During the boarding, I arrived after the man occupying the middle seat had taken his place. Then, in Group 4, came the woman who sat in the window seat. One would have expected in a cunning design that she would have been on first, but American Airlines saw it fit that the two of us who had superior rankings get up and allow her to alight on her cushion for the four hour ride. Traffic in the aisle stopped so we could make room for her and then resumed when we were finished. When all the groups had been assigned, the doors shut and the pilot took us to Chicago.
The plane shook as we came down over the wooded plains to the west of the city. A fellow in a seat ahead and to the right of mine did not take the buffeting so well and I confess that I, too, was touched by nausea. The plane performed its perfunctory bounce of arrival and I thought “Well, that trial is over”.

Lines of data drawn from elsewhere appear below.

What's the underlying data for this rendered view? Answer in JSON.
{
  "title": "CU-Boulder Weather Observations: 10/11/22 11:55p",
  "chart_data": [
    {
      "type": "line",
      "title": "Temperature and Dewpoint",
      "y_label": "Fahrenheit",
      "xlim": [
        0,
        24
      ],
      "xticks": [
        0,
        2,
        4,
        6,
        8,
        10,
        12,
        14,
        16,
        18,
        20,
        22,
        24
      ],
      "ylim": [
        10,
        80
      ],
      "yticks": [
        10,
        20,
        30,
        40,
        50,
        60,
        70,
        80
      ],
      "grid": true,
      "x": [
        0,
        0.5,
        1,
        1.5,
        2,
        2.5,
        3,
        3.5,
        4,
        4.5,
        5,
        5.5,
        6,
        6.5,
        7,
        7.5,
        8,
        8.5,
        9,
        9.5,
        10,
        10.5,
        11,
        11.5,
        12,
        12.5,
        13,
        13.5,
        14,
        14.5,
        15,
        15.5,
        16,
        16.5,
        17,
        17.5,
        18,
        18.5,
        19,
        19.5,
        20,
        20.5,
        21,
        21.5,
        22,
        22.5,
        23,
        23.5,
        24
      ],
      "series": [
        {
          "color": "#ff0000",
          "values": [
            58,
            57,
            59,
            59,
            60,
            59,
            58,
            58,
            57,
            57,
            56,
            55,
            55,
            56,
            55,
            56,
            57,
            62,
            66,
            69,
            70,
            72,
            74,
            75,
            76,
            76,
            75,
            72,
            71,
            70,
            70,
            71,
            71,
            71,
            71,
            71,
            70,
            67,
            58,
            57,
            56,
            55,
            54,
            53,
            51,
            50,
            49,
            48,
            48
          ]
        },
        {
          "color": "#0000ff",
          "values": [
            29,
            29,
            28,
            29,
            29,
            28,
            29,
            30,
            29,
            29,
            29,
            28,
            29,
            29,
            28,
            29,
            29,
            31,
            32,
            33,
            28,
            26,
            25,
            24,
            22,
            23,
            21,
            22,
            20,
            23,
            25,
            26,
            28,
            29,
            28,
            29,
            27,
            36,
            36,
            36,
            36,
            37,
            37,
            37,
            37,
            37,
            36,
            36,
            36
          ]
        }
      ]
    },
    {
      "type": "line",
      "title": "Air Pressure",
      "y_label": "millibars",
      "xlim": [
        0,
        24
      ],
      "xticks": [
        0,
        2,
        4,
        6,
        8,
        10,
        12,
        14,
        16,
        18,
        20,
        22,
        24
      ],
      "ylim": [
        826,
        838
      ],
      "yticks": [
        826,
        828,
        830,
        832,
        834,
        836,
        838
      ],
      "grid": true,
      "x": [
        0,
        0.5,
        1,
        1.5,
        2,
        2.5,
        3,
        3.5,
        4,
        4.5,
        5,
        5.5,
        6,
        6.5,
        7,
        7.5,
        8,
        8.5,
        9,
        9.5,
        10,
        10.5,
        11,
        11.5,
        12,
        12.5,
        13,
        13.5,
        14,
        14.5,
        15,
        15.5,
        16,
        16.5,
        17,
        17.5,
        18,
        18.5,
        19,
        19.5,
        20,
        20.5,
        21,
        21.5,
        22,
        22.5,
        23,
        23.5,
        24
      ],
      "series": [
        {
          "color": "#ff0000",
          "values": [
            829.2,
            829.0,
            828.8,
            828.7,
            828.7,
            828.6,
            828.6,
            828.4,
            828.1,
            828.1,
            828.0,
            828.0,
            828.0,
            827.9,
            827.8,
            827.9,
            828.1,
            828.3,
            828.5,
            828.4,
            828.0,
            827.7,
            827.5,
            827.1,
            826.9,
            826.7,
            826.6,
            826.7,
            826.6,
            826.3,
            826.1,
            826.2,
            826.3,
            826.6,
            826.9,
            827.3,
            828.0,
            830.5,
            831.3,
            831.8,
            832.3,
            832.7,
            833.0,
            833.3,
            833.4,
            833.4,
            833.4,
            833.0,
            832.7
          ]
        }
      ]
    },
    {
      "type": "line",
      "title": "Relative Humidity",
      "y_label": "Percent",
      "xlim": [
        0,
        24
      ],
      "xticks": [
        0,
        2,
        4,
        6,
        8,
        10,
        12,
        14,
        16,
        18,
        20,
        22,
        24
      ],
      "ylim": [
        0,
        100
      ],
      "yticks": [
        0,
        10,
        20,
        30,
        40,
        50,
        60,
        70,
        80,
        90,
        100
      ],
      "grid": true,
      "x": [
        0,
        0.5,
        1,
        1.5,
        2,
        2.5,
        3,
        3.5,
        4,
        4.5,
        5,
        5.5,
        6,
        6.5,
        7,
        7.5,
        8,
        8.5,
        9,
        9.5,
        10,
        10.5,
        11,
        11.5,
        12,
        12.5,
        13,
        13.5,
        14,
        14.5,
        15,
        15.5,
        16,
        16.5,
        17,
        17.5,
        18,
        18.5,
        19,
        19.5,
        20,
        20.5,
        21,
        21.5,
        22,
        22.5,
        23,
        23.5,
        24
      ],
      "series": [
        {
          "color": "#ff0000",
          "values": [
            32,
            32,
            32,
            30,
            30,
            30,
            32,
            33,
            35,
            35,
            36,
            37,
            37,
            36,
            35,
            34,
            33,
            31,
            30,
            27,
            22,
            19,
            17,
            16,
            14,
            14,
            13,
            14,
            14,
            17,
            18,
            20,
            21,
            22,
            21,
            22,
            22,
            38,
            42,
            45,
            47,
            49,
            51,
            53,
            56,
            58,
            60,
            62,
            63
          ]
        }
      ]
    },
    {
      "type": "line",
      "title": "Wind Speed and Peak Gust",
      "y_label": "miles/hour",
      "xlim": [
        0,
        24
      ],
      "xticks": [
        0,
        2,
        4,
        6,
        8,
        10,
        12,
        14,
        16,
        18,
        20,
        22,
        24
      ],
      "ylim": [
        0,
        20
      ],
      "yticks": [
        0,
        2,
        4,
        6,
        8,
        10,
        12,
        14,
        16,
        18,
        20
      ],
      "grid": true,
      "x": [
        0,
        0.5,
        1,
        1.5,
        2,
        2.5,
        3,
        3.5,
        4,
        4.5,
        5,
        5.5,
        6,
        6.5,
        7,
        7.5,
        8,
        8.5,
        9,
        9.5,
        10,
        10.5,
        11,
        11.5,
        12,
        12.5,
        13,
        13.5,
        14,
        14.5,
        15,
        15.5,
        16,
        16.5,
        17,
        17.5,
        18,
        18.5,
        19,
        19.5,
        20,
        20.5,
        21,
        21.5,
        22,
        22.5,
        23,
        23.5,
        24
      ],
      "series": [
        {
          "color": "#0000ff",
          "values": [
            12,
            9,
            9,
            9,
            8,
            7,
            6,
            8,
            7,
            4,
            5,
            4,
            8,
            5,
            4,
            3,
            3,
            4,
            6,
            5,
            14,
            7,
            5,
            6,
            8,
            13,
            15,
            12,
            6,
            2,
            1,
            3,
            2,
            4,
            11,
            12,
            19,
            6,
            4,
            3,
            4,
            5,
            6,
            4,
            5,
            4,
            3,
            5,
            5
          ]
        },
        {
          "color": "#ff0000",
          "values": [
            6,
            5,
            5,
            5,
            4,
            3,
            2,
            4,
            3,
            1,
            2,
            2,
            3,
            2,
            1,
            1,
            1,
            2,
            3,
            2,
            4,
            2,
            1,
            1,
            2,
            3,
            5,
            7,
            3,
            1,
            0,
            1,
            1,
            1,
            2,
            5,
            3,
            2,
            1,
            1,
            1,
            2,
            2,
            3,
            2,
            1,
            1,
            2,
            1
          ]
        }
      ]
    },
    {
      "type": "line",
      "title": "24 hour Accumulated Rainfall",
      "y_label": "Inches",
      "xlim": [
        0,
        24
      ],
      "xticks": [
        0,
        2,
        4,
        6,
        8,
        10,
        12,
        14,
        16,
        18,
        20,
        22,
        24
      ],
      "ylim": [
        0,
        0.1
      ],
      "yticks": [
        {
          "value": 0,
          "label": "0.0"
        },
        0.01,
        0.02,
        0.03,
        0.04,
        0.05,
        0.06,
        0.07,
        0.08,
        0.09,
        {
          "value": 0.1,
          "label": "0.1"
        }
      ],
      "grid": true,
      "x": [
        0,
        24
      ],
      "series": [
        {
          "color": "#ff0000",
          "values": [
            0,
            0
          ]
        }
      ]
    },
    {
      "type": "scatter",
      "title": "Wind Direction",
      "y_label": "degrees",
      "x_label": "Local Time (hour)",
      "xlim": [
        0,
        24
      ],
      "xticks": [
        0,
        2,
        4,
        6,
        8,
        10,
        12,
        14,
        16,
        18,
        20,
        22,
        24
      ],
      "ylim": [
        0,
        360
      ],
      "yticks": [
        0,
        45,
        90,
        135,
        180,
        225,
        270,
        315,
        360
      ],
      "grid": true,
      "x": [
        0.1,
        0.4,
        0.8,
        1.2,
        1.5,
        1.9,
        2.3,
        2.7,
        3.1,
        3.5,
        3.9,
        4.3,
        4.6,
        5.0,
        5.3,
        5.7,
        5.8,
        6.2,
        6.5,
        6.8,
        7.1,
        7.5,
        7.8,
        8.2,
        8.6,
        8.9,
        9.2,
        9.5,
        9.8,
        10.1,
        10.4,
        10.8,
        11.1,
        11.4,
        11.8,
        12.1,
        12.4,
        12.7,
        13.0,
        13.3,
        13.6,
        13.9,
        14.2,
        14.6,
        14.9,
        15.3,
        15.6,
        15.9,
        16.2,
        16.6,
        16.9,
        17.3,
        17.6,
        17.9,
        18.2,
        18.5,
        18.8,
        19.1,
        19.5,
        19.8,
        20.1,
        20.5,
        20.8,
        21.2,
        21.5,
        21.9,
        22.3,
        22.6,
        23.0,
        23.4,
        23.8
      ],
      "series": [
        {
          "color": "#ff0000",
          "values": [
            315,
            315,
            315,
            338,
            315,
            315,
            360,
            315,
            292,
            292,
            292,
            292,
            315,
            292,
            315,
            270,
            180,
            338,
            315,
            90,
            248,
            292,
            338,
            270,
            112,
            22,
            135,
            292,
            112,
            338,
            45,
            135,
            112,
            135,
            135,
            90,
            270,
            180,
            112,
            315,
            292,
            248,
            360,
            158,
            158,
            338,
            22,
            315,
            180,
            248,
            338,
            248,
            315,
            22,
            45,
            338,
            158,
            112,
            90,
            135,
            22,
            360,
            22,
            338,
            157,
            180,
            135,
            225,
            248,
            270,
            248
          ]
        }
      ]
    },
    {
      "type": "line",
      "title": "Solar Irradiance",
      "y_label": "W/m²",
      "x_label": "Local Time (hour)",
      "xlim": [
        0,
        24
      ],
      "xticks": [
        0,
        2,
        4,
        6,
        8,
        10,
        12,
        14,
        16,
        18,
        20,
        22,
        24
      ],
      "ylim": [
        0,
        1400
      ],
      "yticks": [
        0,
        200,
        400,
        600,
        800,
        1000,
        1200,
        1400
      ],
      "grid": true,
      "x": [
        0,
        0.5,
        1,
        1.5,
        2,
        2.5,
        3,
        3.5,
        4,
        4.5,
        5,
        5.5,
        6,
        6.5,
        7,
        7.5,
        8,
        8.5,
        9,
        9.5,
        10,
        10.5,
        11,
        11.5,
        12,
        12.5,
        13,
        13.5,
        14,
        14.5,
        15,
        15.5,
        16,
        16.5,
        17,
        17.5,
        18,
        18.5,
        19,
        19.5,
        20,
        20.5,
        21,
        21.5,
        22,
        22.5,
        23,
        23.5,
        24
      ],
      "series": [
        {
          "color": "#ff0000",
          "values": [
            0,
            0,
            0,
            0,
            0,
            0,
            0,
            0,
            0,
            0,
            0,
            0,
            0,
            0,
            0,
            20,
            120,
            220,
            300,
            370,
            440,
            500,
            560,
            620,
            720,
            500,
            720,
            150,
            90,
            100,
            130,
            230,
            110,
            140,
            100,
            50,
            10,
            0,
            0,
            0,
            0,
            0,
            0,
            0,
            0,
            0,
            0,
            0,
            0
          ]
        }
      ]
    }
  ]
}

But it wasn’t. Traffic controllers had had us touch down on the runway farthest from the terminals and at O’Hare, that was a long way. “We’re taking the tour,” one woman said to a friend on the telephone. Past the perimeter fence and a road just outside it we drove for ten minutes. The fellow who wanted to barf kept rubbing the back of his neck and taking deep breaths. “Pleeeeease God,” I murmured in a hedge of prayer, “please stop this ride before he blows.” When we finally arrived, the sick man bent forward, but he didn’t blow chow, yawn in technicolor, or talk to the air sickness bag. Everyone rushed out and we were all in Chicago, under a long greenhouse stretching to curbside.
On the way back, the plane raced across the continent. Upon leaving O’Hare, we were told that we had already shaven ten minutes off our flight time. When we set down, we were a full thirty five minutes early. I called Lynn to tell her that I was on the ground. It caught her by surprise: she was unpacking groceries. “Come as soon as you can,” I said, then hung up. “Oh,” I said when she answered the phone the second time I called “Don’t look for me in the baggage claim. I will come to the curb.”
Quite a crowd clustered along the street. Arrivals dropped their bags on the sidewalks and bent their necks to stare at the gutter as they watched the time they had gained in the air go to waste on the ground.